If I was in Afghanistan, the destruction likely would have been accomplished with napalm, or fuel air bombs, or soldiers kicking the door in, or terrorists planting roadside explosives, and if I was in New York, I might have been on the receiving end of airliners transformed into missiles at the behest of enemies of our particular government.

Or I might be a child starving to death. Every minute that I have spent writing this little elegy, 12 children elsewhere have died from hunger-related issues. 720 an hour. 16,000 every day.

So the destruction and due processed violence at my house is a small thing in the greater scheme of things and in light of what is happening elsewhere. A lot of that happens, though, because we Americans are such gluttons and poor stewards of the resources of this finite planet. This system, however, will only tolerate a certain amount of independent thought and action on that subject, and if you cross that line, it’s defense systems mobilize and treat you as the threat that you in fact are to their selfish gluttony.

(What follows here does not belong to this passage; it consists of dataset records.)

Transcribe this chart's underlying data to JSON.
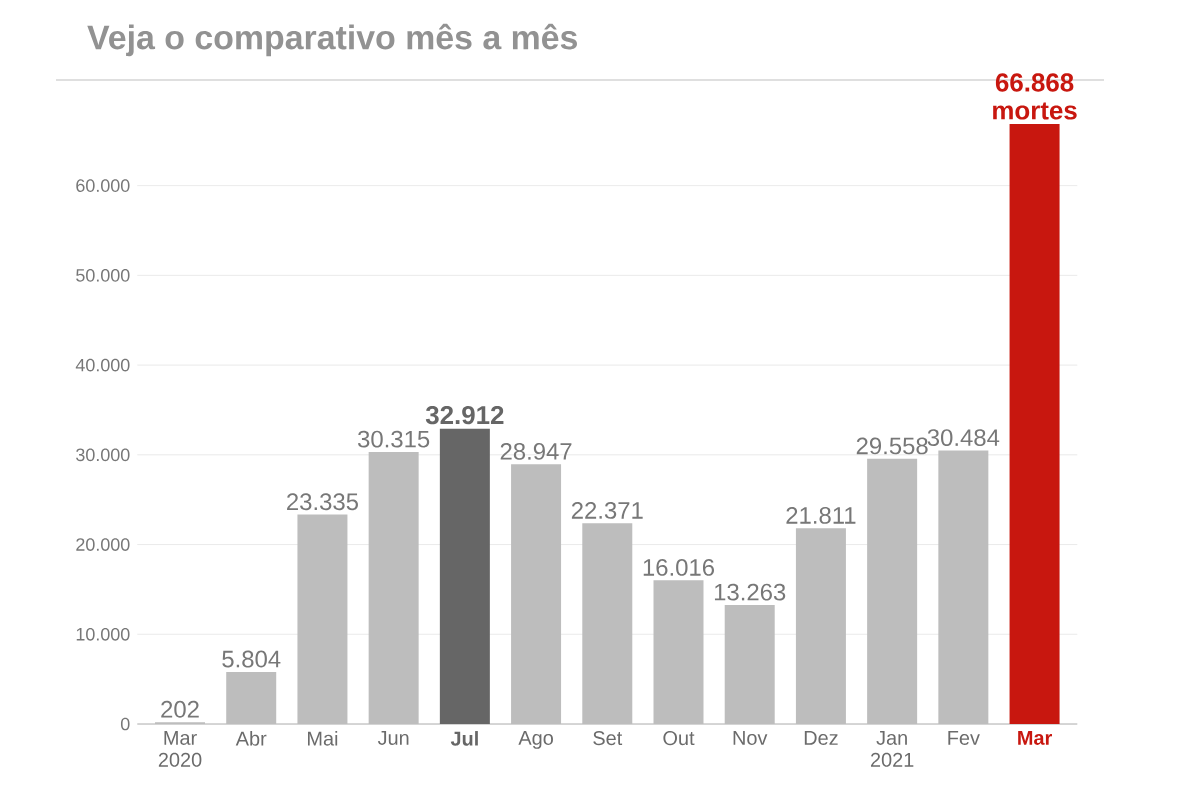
{
  "chart_data": {
    "type": "bar",
    "title": "Veja o comparativo mês a mês",
    "categories": [
      "Mar 2020",
      "Abr",
      "Mai",
      "Jun",
      "Jul",
      "Ago",
      "Set",
      "Out",
      "Nov",
      "Dez",
      "Jan 2021",
      "Fev",
      "Mar"
    ],
    "values": [
      202,
      5804,
      23335,
      30315,
      32912,
      28947,
      22371,
      16016,
      13263,
      21811,
      29558,
      30484,
      66868
    ],
    "value_labels": [
      "202",
      "5.804",
      "23.335",
      "30.315",
      "32.912",
      "28.947",
      "22.371",
      "16.016",
      "13.263",
      "21.811",
      "29.558",
      "30.484",
      "66.868 mortes"
    ],
    "colors": [
      "#bdbdbd",
      "#bdbdbd",
      "#bdbdbd",
      "#bdbdbd",
      "#666666",
      "#bdbdbd",
      "#bdbdbd",
      "#bdbdbd",
      "#bdbdbd",
      "#bdbdbd",
      "#bdbdbd",
      "#bdbdbd",
      "#c8170f"
    ],
    "ylim": [
      0,
      66868
    ],
    "yticks": [
      {
        "value": 0,
        "label": "0"
      },
      {
        "value": 10000,
        "label": "10.000"
      },
      {
        "value": 20000,
        "label": "20.000"
      },
      {
        "value": 30000,
        "label": "30.000"
      },
      {
        "value": 40000,
        "label": "40.000"
      },
      {
        "value": 50000,
        "label": "50.000"
      },
      {
        "value": 60000,
        "label": "60.000"
      }
    ],
    "grid": "y"
  }
}
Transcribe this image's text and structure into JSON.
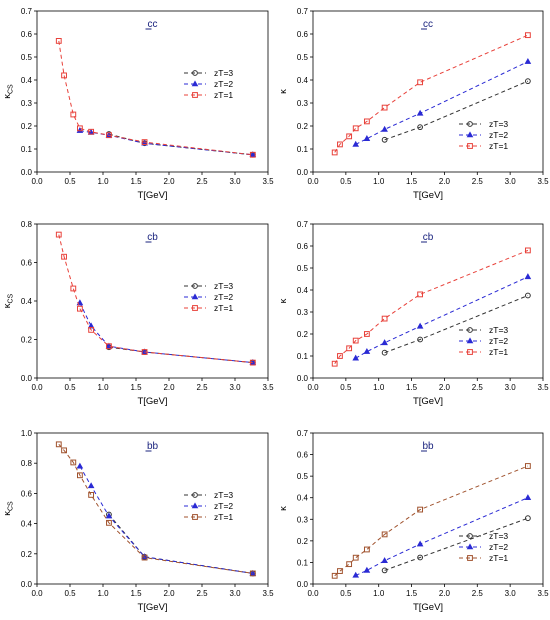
{
  "chart_data": [
    {
      "type": "line",
      "title": "cc",
      "title_underline_char": "c",
      "xlabel": "T[GeV]",
      "ylabel": "κ",
      "ylabel_sub": "CS",
      "xlim": [
        0.0,
        3.5
      ],
      "ylim": [
        0.0,
        0.7
      ],
      "xticks": [
        "0.0",
        "0.5",
        "1.0",
        "1.5",
        "2.0",
        "2.5",
        "3.0",
        "3.5"
      ],
      "yticks": [
        "0.0",
        "0.1",
        "0.2",
        "0.3",
        "0.4",
        "0.5",
        "0.6",
        "0.7"
      ],
      "legend_position": "center-right",
      "series": [
        {
          "name": "zT=3",
          "color": "#333333",
          "marker": "circle",
          "x": [
            1.09,
            1.63,
            3.27
          ],
          "y": [
            0.165,
            0.125,
            0.075
          ]
        },
        {
          "name": "zT=2",
          "color": "#2a2ad4",
          "marker": "triangle",
          "x": [
            0.65,
            0.82,
            1.09,
            1.63,
            3.27
          ],
          "y": [
            0.18,
            0.172,
            0.16,
            0.125,
            0.075
          ]
        },
        {
          "name": "zT=1",
          "color": "#e8413a",
          "marker": "square",
          "x": [
            0.33,
            0.41,
            0.55,
            0.65,
            0.82,
            1.09,
            1.63,
            3.27
          ],
          "y": [
            0.57,
            0.42,
            0.25,
            0.19,
            0.175,
            0.16,
            0.13,
            0.075
          ]
        }
      ]
    },
    {
      "type": "line",
      "title": "cc",
      "title_underline_char": "c",
      "xlabel": "T[GeV]",
      "ylabel": "κ",
      "ylabel_sub": "",
      "xlim": [
        0.0,
        3.5
      ],
      "ylim": [
        0.0,
        0.7
      ],
      "xticks": [
        "0.0",
        "0.5",
        "1.0",
        "1.5",
        "2.0",
        "2.5",
        "3.0",
        "3.5"
      ],
      "yticks": [
        "0.0",
        "0.1",
        "0.2",
        "0.3",
        "0.4",
        "0.5",
        "0.6",
        "0.7"
      ],
      "legend_position": "bottom-right",
      "series": [
        {
          "name": "zT=3",
          "color": "#333333",
          "marker": "circle",
          "x": [
            1.09,
            1.63,
            3.27
          ],
          "y": [
            0.14,
            0.195,
            0.395
          ]
        },
        {
          "name": "zT=2",
          "color": "#2a2ad4",
          "marker": "triangle",
          "x": [
            0.65,
            0.82,
            1.09,
            1.63,
            3.27
          ],
          "y": [
            0.12,
            0.145,
            0.185,
            0.255,
            0.48
          ]
        },
        {
          "name": "zT=1",
          "color": "#e8413a",
          "marker": "square",
          "x": [
            0.33,
            0.41,
            0.55,
            0.65,
            0.82,
            1.09,
            1.63,
            3.27
          ],
          "y": [
            0.085,
            0.12,
            0.155,
            0.19,
            0.22,
            0.28,
            0.39,
            0.595
          ]
        }
      ]
    },
    {
      "type": "line",
      "title": "cb",
      "title_underline_char": "c",
      "xlabel": "T[GeV]",
      "ylabel": "κ",
      "ylabel_sub": "CS",
      "xlim": [
        0.0,
        3.5
      ],
      "ylim": [
        0.0,
        0.8
      ],
      "xticks": [
        "0.0",
        "0.5",
        "1.0",
        "1.5",
        "2.0",
        "2.5",
        "3.0",
        "3.5"
      ],
      "yticks": [
        "0.0",
        "0.2",
        "0.4",
        "0.6",
        "0.8"
      ],
      "legend_position": "center-right",
      "series": [
        {
          "name": "zT=3",
          "color": "#333333",
          "marker": "circle",
          "x": [
            1.09,
            1.63,
            3.27
          ],
          "y": [
            0.16,
            0.135,
            0.08
          ]
        },
        {
          "name": "zT=2",
          "color": "#2a2ad4",
          "marker": "triangle",
          "x": [
            0.65,
            0.82,
            1.09,
            1.63,
            3.27
          ],
          "y": [
            0.39,
            0.27,
            0.165,
            0.135,
            0.08
          ]
        },
        {
          "name": "zT=1",
          "color": "#e8413a",
          "marker": "square",
          "x": [
            0.33,
            0.41,
            0.55,
            0.65,
            0.82,
            1.09,
            1.63,
            3.27
          ],
          "y": [
            0.745,
            0.63,
            0.465,
            0.36,
            0.25,
            0.165,
            0.135,
            0.08
          ]
        }
      ]
    },
    {
      "type": "line",
      "title": "cb",
      "title_underline_char": "c",
      "xlabel": "T[GeV]",
      "ylabel": "κ",
      "ylabel_sub": "",
      "xlim": [
        0.0,
        3.5
      ],
      "ylim": [
        0.0,
        0.7
      ],
      "xticks": [
        "0.0",
        "0.5",
        "1.0",
        "1.5",
        "2.0",
        "2.5",
        "3.0",
        "3.5"
      ],
      "yticks": [
        "0.0",
        "0.1",
        "0.2",
        "0.3",
        "0.4",
        "0.5",
        "0.6",
        "0.7"
      ],
      "legend_position": "bottom-right",
      "series": [
        {
          "name": "zT=3",
          "color": "#333333",
          "marker": "circle",
          "x": [
            1.09,
            1.63,
            3.27
          ],
          "y": [
            0.115,
            0.175,
            0.375
          ]
        },
        {
          "name": "zT=2",
          "color": "#2a2ad4",
          "marker": "triangle",
          "x": [
            0.65,
            0.82,
            1.09,
            1.63,
            3.27
          ],
          "y": [
            0.09,
            0.12,
            0.16,
            0.235,
            0.46
          ]
        },
        {
          "name": "zT=1",
          "color": "#e8413a",
          "marker": "square",
          "x": [
            0.33,
            0.41,
            0.55,
            0.65,
            0.82,
            1.09,
            1.63,
            3.27
          ],
          "y": [
            0.065,
            0.1,
            0.135,
            0.17,
            0.2,
            0.27,
            0.38,
            0.58
          ]
        }
      ]
    },
    {
      "type": "line",
      "title": "bb",
      "title_underline_char": "b",
      "xlabel": "T[GeV]",
      "ylabel": "κ",
      "ylabel_sub": "CS",
      "xlim": [
        0.0,
        3.5
      ],
      "ylim": [
        0.0,
        1.0
      ],
      "xticks": [
        "0.0",
        "0.5",
        "1.0",
        "1.5",
        "2.0",
        "2.5",
        "3.0",
        "3.5"
      ],
      "yticks": [
        "0.0",
        "0.2",
        "0.4",
        "0.6",
        "0.8",
        "1.0"
      ],
      "legend_position": "center-right",
      "series": [
        {
          "name": "zT=3",
          "color": "#333333",
          "marker": "circle",
          "x": [
            1.09,
            1.63,
            3.27
          ],
          "y": [
            0.46,
            0.18,
            0.07
          ]
        },
        {
          "name": "zT=2",
          "color": "#2a2ad4",
          "marker": "triangle",
          "x": [
            0.65,
            0.82,
            1.09,
            1.63,
            3.27
          ],
          "y": [
            0.78,
            0.65,
            0.45,
            0.18,
            0.07
          ]
        },
        {
          "name": "zT=1",
          "color": "#a0522d",
          "marker": "square",
          "x": [
            0.33,
            0.41,
            0.55,
            0.65,
            0.82,
            1.09,
            1.63,
            3.27
          ],
          "y": [
            0.925,
            0.885,
            0.805,
            0.72,
            0.59,
            0.405,
            0.175,
            0.07
          ]
        }
      ]
    },
    {
      "type": "line",
      "title": "bb",
      "title_underline_char": "b",
      "xlabel": "T[GeV]",
      "ylabel": "κ",
      "ylabel_sub": "",
      "xlim": [
        0.0,
        3.5
      ],
      "ylim": [
        0.0,
        0.7
      ],
      "xticks": [
        "0.0",
        "0.5",
        "1.0",
        "1.5",
        "2.0",
        "2.5",
        "3.0",
        "3.5"
      ],
      "yticks": [
        "0.0",
        "0.1",
        "0.2",
        "0.3",
        "0.4",
        "0.5",
        "0.6",
        "0.7"
      ],
      "legend_position": "bottom-right",
      "series": [
        {
          "name": "zT=3",
          "color": "#333333",
          "marker": "circle",
          "x": [
            1.09,
            1.63,
            3.27
          ],
          "y": [
            0.063,
            0.123,
            0.305
          ]
        },
        {
          "name": "zT=2",
          "color": "#2a2ad4",
          "marker": "triangle",
          "x": [
            0.65,
            0.82,
            1.09,
            1.63,
            3.27
          ],
          "y": [
            0.04,
            0.063,
            0.108,
            0.185,
            0.4
          ]
        },
        {
          "name": "zT=1",
          "color": "#a0522d",
          "marker": "square",
          "x": [
            0.33,
            0.41,
            0.55,
            0.65,
            0.82,
            1.09,
            1.63,
            3.27
          ],
          "y": [
            0.038,
            0.06,
            0.092,
            0.122,
            0.16,
            0.23,
            0.345,
            0.547
          ]
        }
      ]
    }
  ]
}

I will not forget what has happened.

I will increase my already not-so-insubstantial efforts to create alternative structures in the midst of the collapsing ruins of the old. When Oklahoma City hits the ash heap of history, an event that is likely to be sooner rather than later, we will all need such alternative structures.

Got a local food system? Got a local energy system? Got extra insulation? Got an alternative economic system?

The time to build the cellar is before the tornado hits.

The time to create alternative structures is before the ruins of the old collapse entirely upon the ash heap of history.